私、声量や行動やリアクションが大きいタイプで、映像にすると何というかキャラクターみたいになっちゃうところがあるんですよね。だから、“引き算”でそぎ落とすイメージで今回は演じました。私はそれを“きれいな戸松遥”と呼んでいるんですけど(笑)。
―― きれいな戸松遥(笑)。本人なのにそぎ落とさなきゃならないなんて。
戸松 声優界の先輩的なポジションで間接的にいろいろアドバイスをしたりする役柄なので、言葉の説得力を持たせるためにも、真琴たちが「こういう人になりたい」って思ってもらえるような先輩でいなきゃいけない。だからそこは私の理想も込めた感じです。「こういう先輩でいられたらよかったな」と(笑)。
―― 戸松さんとお話していると長く一線で活躍する人のプロ意識が垣間見えるように感じます。ご本人は何が重要だったと思いますか?
戸松 いやいやいや、たくさん先輩がおられますから、まだまだです。私の場合はすごく恵まれていたというか、環境もすごくラッキーだったりいろいろなタイミングが重なって気づいたらこのぐらいたっていたというだけです。「これを1日も欠かしたことはない!」みたいなストイックさが自分にあるわけではないんですよね。それこそ10年前と今を比べると声優さんになりたい人の数自体が違いますし。私よく言うんですけど、「私が今新人だったら激戦区すぎて残れていない」ですよ。
でも、声優のお仕事に向き合うに当たってはいつも“絶対に爪あとを残そう”という気持ちでいます。作品を見てくださる方に演じてもらえて良かったという風に思ってもらえる作品作りをしたいという気持ちで全力で向き合っています。
周りを見るともっと努力されている方や何十年も活躍されていたりする方もおられるので、そういう方がいるから自分も頑張ろうと思うんですよね。
―― 目標というと語弊があるかもしれませんが、戸松さんが尊敬されている先輩声優というとどんな方なんでしょう。
戸松 個人的にこういう人になっていきたいなと思ったのは(「魔法少女まどか☆マギカ」の暁美ほむら役や物語シリーズの戦場ヶ原ひたぎ役などで知られる)斎藤千和さんです。斎藤千和さんみたいになりたい。男性なら宮野真守さんだったり。憧れる部分もあります。
プリキュアが結び付けた2人
―― 「プリキュア」シリーズとしては、戸松さんは2014年放送の「ハピネスチャージプリキュア!」でキュアフォーチュン/氷川いおな役を演じ、福原さんも2017年放送の「キラキラ☆プリキュアアラモード」でキュアカスタード/有栖川ひまりを演じました。聞くところによると、戸松さんはプリキュアのオーディションを過去にも何度か受けられたそうですね。
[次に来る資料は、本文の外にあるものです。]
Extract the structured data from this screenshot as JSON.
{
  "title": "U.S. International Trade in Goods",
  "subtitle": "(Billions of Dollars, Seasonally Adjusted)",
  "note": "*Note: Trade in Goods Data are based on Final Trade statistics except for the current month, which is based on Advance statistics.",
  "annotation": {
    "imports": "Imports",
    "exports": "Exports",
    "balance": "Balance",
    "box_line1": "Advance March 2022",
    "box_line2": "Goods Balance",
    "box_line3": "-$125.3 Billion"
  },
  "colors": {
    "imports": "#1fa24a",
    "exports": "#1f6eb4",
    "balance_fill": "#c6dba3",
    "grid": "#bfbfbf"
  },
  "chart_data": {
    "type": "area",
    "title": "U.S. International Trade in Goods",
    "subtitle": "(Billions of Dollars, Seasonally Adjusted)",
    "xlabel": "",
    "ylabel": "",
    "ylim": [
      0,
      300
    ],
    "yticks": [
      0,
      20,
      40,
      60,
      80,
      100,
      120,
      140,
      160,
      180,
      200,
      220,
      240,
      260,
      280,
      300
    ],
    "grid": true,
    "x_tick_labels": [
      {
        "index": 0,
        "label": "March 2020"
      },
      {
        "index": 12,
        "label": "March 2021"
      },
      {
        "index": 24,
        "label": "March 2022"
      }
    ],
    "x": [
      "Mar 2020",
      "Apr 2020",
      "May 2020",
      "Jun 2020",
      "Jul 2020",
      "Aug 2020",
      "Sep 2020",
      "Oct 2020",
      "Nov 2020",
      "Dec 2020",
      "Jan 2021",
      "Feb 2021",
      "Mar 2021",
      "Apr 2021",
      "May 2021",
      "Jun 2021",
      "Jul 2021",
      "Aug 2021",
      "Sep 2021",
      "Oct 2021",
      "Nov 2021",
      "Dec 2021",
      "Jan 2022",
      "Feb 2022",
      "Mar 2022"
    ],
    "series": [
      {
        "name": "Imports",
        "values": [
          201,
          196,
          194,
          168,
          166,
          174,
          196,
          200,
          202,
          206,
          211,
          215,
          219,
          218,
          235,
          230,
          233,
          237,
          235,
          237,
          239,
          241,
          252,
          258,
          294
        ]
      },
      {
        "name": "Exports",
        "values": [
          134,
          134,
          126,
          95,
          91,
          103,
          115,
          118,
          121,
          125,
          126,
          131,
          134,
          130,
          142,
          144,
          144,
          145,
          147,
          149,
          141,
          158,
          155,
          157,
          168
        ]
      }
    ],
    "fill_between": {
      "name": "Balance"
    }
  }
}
戸松 そうですね。女の子が憧れる作品ってあるじゃないですか。「セーラームーン」だったり、私なら「おジャ魔女どれみ」がそうなんですけど、今の子は「プリキュア」。私は世代的にプリキュアで育った世代ではなくて、声優の仕事を始めたときにはそこにあったという感じですが、女の子の憧れであるプリキュアに自分がなりたいという思いはあったので、幾つかのシリーズ作品でオーディションを受けさせていただく機会がありました。
「ハピネスチャージプリキュア!」で自分がプリキュアになれたのはすごくうれしかったです。女性声優さんの中でプリキュアに出ることを1つの目標にされている方も多いのですが、自分がプリキュアになれたことは本当に自分の声優人生の中で宝物になりましたね。
福原 私も「ふたりはプリキュア」(2004年放送)にガッツリはまって、当時はパジャマからパンツまでプリキュアグッズでそろえたりしましたし、七夕で願い事を「プリキュアになりたい」と短冊に書いた覚えもあります。
その後プリキュアのオーディションを受けられることになって「私でいいの?」って驚きましたし、受かるとは思っていませんでしたが、ただそこにいるだけで何かプリキュアに関われたような気がしてうれしかったんです。それが夢がかなって、これからも絶対大切にするものになるのだろうなと。
これだけでも本当にうれしかったのですが、再びコラボができて、どれだけプリキュアと一緒にいられるんだと(笑)。一緒に成長しているような気持ちでうれしいです。
ドラマ主題歌「It’s Show Time!!」――キラキラした場所に私たちを連れて行ってもらった
―― お二人が歌うドラマ主題歌「It’s Show Time!!」について聞かせてください。
福原 同じ“遥”ということもあって運命的なものを感じました。
戸松 そうだね。名前も漢字も一緒というのもあって“W遥的”な意味もあり、本当にこの作品だからこそのユニットというか、声優と女優のユニットというのも企画としては珍しいと思いますし、ドラマでも先輩と後輩のような関係性があるので、ジャケットやミュージックビデオ(MV)もそれにリンクさせて作られています。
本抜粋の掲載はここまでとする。